As a farm writer, I often receive communications from readers who have opinions about my subjects, and sometimes, their opinions don’t agree with mine. When you write an opinion column, you expect differences of thought among the masses, and you soon take criticism for what it’s worth and move on. But when someone questions my support of an activity that began three years ago for a very good reason, and uses scripture as the basis for why I should not support the activity, I feel compelled to explain.
In July of 2013, a group of young farmers who make up the DeKalb County Young Farmers and Ranchers organization were looking for a way to provide funds to help high school graduates in their area go to college. It seemed just about every kind of fundraiser had been tried in their county, and they were looking for something unique and different to get enough money for a scholarship. Since DeKalb County is known for Center Hill Lake and its abundant fishing, as well as its hunting resources, the group thought forming a contest around one of the area’s favorite hunting sports would be a good way to raise some cash for graduates.

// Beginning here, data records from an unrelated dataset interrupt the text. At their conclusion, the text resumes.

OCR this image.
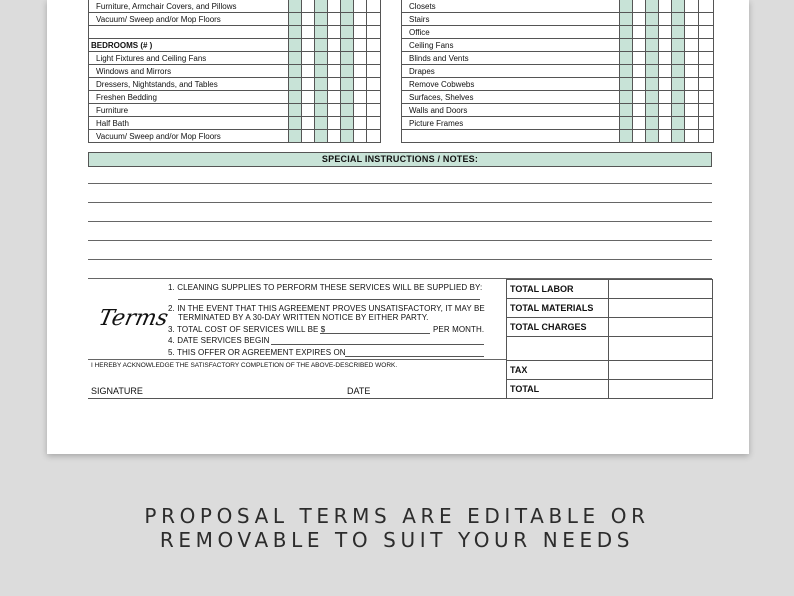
Furniture, Armchair Covers, and Pillows							
Vacuum/ Sweep and/or Mop Floors							

BEDROOMS (# )							
Light Fixtures and Ceiling Fans							
Windows and Mirrors							
Dressers, Nightstands, and Tables							
Freshen Bedding							
Furniture							
Half Bath							
Vacuum/ Sweep and/or Mop Floors							
Closets							
Stairs							
Office							
Ceiling Fans							
Blinds and Vents							
Drapes							
Remove Cobwebs							
Surfaces, Shelves							
Walls and Doors							
Picture Frames							

SPECIAL INSTRUCTIONS / NOTES:
Terms
1. CLEANING SUPPLIES TO PERFORM THESE SERVICES WILL BE SUPPLIED BY:
2. IN THE EVENT THAT THIS AGREEMENT PROVES UNSATISFACTORY, IT MAY BE
TERMINATED BY A 30-DAY WRITTEN NOTICE BY EITHER PARTY.
3. TOTAL COST OF SERVICES WILL BE $	PER MONTH.
4. DATE SERVICES BEGIN
5. THIS OFFER OR AGREEMENT EXPIRES ON
TOTAL LABOR	
TOTAL MATERIALS	
TOTAL CHARGES	

TAX	
TOTAL	
I HEREBY ACKNOWLEDGE THE SATISFACTORY COMPLETION OF THE ABOVE-DESCRIBED WORK.
SIGNATURE	DATE
PROPOSAL TERMS ARE EDITABLE OR
REMOVABLE TO SUIT YOUR NEEDS
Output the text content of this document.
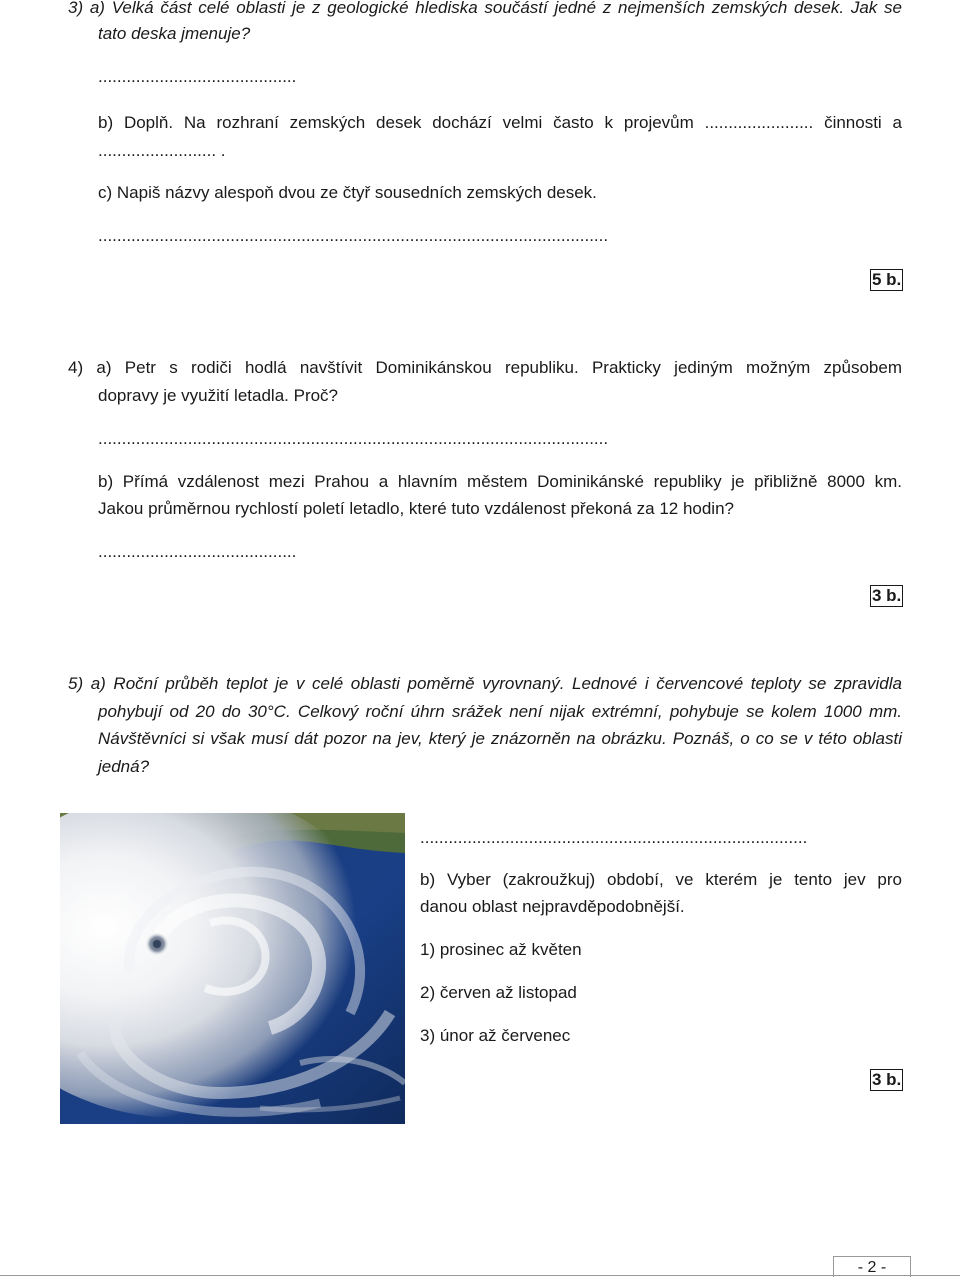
3) a) Velká část celé oblasti je z geologické hlediska součástí jedné z nejmenších zemských desek. Jak se
tato deska jmenuje?
..........................................
b) Doplň. Na rozhraní zemských desek dochází velmi často k projevům ....................... činnosti a
......................... .
c) Napiš názvy alespoň dvou ze čtyř sousedních zemských desek.
............................................................................................................
5 b.
4) a) Petr s rodiči hodlá navštívit Dominikánskou republiku. Prakticky jediným možným způsobem
dopravy je využití letadla. Proč?
............................................................................................................
b) Přímá vzdálenost mezi Prahou a hlavním městem Dominikánské republiky je přibližně 8000 km.
Jakou průměrnou rychlostí poletí letadlo, které tuto vzdálenost překoná za 12 hodin?
..........................................
3 b.
5) a) Roční průběh teplot je v celé oblasti poměrně vyrovnaný. Lednové i červencové teploty se zpravidla
pohybují od 20 do 30°C. Celkový roční úhrn srážek není nijak extrémní, pohybuje se kolem 1000 mm.
Návštěvníci si však musí dát pozor na jev, který je znázorněn na obrázku. Poznáš, o co se v této oblasti
jedná?
..................................................................................
b) Vyber (zakroužkuj) období, ve kterém je tento jev pro
danou oblast nejpravděpodobnější.
1) prosinec až květen
2) červen až listopad
3) únor až červenec
3 b.
- 2 -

During the summer, most of the locals and hunters in the area around DeKalb County enjoy frog gigging. Frog gigging requires you to take a flashlight, a frog gig, some good boots, and a buddy with a sack to visit a real wet area where frogs live. There, you harvest the frogs under the guidelines and rules of the area game warden, as well as the state of Tennessee. You can take no more than 20 frogs, and after your hunt, you can have some of the best eating from the frog legs you harvest. DeKalb County has some of the largest bullfrogs I’ve seen. Because of this, the idea of a “Giggin’ for Grads” contest was born – and it’s about one of the greatest ideas I’ve heard of.
As soon as a “Giggin’ for Grads” contest was announced, save the world and animal welfare groups got on social media to protest the young farmer’s efforts. A TV station out of Nashville even got in on the act. The fact that a group of young people were raising funds for college scholarships by means of a legal, decades old hunting sport – one regulated by Tennessee laws – and the harvesting of a product served on the tables of Nashville’s finest restaurants seemed to have not been very important in any of the news reports. The news only wanted to cover the controversy.
That first year, the protest groups acted uglier than warts on a frog. Their goal was to stop the contest, but their efforts seemed to have croaked.
The young farmer group held tough. The community held even tougher. Other young farmers joined them, and the contestant numbers grew from an expected 20-plus entries to almost 100 entries. Donations were sent from people in adjoining counties, and the scholarship fund grew to more than $1,000. Due to the efforts of the animal groups, more frogs were harvested that evening than planned, which made for a better frog leg supper to celebrate the event’s success.
I hear that if you want to donate this year, you can send your donations to: DeKalb County Young Farmers and Ranchers, 865 South Congress Blvd., Smithville, TN 37166.
Instead of the hundreds who were to protest in Smithville that night in July of 2013, only four showed up with their signs. The young farmers supplied them with water and food, as well as kindness. Later in the night, about five more arrived, but as one young farmer said, “Everyone is welcome to their opinion, but not their way.”
Once again, on June 19, the DeKalb County Young Farmers and Ranchers will be holding their event to raise money for scholarships. I spoke with a representative from the YF&R group, and she says they’re already receiving calls from animal cruelty groups making all kinds of threats, including bodily harm to humans.
The email I received only quoted scripture, and came from the state of California. I’m just impressed that we have young people willing to stand their ground on something they think is right to help someone else go to college no matter the threats.